L'allure spécifique

Publié le par Nicolas CERISIER

 

C’est en courant à allure marathon, qu’on devient marathonien. Entendons par là qu’en course à pieds comme dans toute tâche, un entrainement spécifique s’impose. L’allure spécifique, c’est-à-dire la vitesse moyenne de course sur marathon, sera donc un élément clé à maitriser le jour J. S’y préparer est donc primordial et ce, pour deux raisons. La première est d’ordre cognitif. Courir à l’allure spécifique permet d’imprimer mentalement la vitesse qu’il conviendra d’adopter le jour J. Et ainsi d’éviter l’écueil de partir en surrégime. Car malheureusement, les secondes gagnées au départ se transformeront inévitablement en minutes perdues sur la fin du parcours. La seconde raison est mécanique. La foulée sera d’autant plus efficiente que le marathonien sera habitué à courir à cette allure spécifique. Efficience qui sera bienvenue après 2h de course, moment fatidique pour lequel les réserves de glycogène musculaire sont sérieusement diminuées.

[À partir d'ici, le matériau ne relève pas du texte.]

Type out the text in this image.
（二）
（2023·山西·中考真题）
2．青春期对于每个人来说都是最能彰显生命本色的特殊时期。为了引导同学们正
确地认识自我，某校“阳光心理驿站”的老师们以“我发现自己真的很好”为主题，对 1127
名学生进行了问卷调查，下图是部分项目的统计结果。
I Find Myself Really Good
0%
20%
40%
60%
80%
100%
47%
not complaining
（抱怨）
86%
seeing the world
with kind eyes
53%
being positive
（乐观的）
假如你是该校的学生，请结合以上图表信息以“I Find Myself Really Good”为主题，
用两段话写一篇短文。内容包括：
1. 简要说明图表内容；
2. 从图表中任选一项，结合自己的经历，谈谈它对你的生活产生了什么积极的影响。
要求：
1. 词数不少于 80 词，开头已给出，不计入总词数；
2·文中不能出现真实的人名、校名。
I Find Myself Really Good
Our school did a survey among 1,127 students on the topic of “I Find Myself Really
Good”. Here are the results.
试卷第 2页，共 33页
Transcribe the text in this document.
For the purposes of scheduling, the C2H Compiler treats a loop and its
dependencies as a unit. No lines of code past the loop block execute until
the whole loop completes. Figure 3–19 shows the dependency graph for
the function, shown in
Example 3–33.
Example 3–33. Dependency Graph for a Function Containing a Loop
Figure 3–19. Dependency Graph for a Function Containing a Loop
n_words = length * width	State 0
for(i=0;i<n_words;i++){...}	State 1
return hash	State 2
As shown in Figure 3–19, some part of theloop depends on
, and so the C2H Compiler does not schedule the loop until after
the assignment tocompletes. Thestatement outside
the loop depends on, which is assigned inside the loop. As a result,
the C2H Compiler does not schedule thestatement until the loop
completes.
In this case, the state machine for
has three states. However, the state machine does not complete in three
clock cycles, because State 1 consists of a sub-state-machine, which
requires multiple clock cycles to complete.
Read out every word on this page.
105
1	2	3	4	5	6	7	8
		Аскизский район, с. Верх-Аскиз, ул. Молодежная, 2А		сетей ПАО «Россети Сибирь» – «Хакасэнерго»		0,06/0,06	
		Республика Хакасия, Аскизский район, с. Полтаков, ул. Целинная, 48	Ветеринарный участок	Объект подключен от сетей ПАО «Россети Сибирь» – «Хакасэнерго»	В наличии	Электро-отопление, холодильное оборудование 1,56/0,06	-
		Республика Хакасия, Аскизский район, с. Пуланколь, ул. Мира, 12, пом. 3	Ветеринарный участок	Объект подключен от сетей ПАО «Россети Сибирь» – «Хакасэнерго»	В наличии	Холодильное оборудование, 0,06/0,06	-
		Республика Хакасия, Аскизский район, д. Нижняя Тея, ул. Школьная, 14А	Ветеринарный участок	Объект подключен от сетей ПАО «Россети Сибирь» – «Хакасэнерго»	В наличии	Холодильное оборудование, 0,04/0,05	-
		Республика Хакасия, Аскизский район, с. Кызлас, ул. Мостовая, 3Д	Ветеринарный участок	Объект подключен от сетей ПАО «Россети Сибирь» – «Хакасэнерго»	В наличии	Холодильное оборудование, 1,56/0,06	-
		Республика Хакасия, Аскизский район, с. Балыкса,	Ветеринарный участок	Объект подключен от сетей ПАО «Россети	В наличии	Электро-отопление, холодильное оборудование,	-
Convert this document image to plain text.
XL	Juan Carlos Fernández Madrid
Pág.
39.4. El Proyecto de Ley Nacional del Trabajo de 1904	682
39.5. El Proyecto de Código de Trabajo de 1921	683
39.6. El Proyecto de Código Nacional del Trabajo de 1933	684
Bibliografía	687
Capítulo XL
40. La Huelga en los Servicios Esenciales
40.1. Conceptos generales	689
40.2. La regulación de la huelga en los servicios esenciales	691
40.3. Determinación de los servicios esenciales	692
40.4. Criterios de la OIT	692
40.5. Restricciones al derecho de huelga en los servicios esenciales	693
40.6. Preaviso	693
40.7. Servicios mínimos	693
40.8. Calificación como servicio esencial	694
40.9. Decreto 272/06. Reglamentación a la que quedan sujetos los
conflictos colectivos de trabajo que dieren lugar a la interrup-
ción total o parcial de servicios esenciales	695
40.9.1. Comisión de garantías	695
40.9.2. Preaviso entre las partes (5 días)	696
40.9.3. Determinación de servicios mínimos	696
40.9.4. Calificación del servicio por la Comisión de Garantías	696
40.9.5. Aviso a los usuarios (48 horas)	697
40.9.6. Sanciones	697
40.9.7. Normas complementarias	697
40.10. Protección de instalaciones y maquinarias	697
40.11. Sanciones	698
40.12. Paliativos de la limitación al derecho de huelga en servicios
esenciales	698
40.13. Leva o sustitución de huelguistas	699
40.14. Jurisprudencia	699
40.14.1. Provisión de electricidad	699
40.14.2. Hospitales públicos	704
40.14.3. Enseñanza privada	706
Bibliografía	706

Mais comment connaitre cette allure spécifique quand il s’agit précisément de son premier marathon ? « Il n’est pas de vent favorable à celui qui ne sait où il va », la détermination d’un objectif de temps réaliste est donc fondamentale. Pour ce faire, vous trouverez dans les magazines spécialisés des tableaux de correspondance, plus ou moins validés scientifiquement. Pour les expérimentateurs, vous pourrez vous soumettre au test Yasso, du nom de son fondateur : sur une piste ou une portion de route plate calibrée, réalisez 12 séries de 800m à fond, avec 1 minute 30 de récupération. Relevez les temps et supprimez du calcul les deux extrêmes (séries la plus rapide et la plus lente). Faites la moyenne et obtenez votre prédiction sur marathon. Par exemple, une moyenne de 3min45 augure une capacité à réaliser le marathon en 3h45. Bien sûr, cela reste une estimation et le test semble malheureusement perdre de sa pertinence pour les coureurs « lents ». Pour ces derniers qui possèdent un chrono de référence sur 10 km ou semi, appliquez la règle du km/h perdu dès que l’on double la distance. Vous faites 50 min sur 10km ? Cela vous fait une moyenne de 12km/h. Sur semi, vous auriez une performance de 11 km/h (1h55) et sur marathon, votre allure serait de 10 km/h. Ayez alors pour objectif un temps de 4h13. Dernière possibilité, et certainement des plus justes : faites appel à un coach. Lui seul aura une approche pluri-factorielle et sera en mesure de vous donner une estimation précise en fonction de votre Vitesse Maximale Aérobie, de votre Indice d’Endurance, de vos données morphologiques, de votre expérience ou non de sportif etc…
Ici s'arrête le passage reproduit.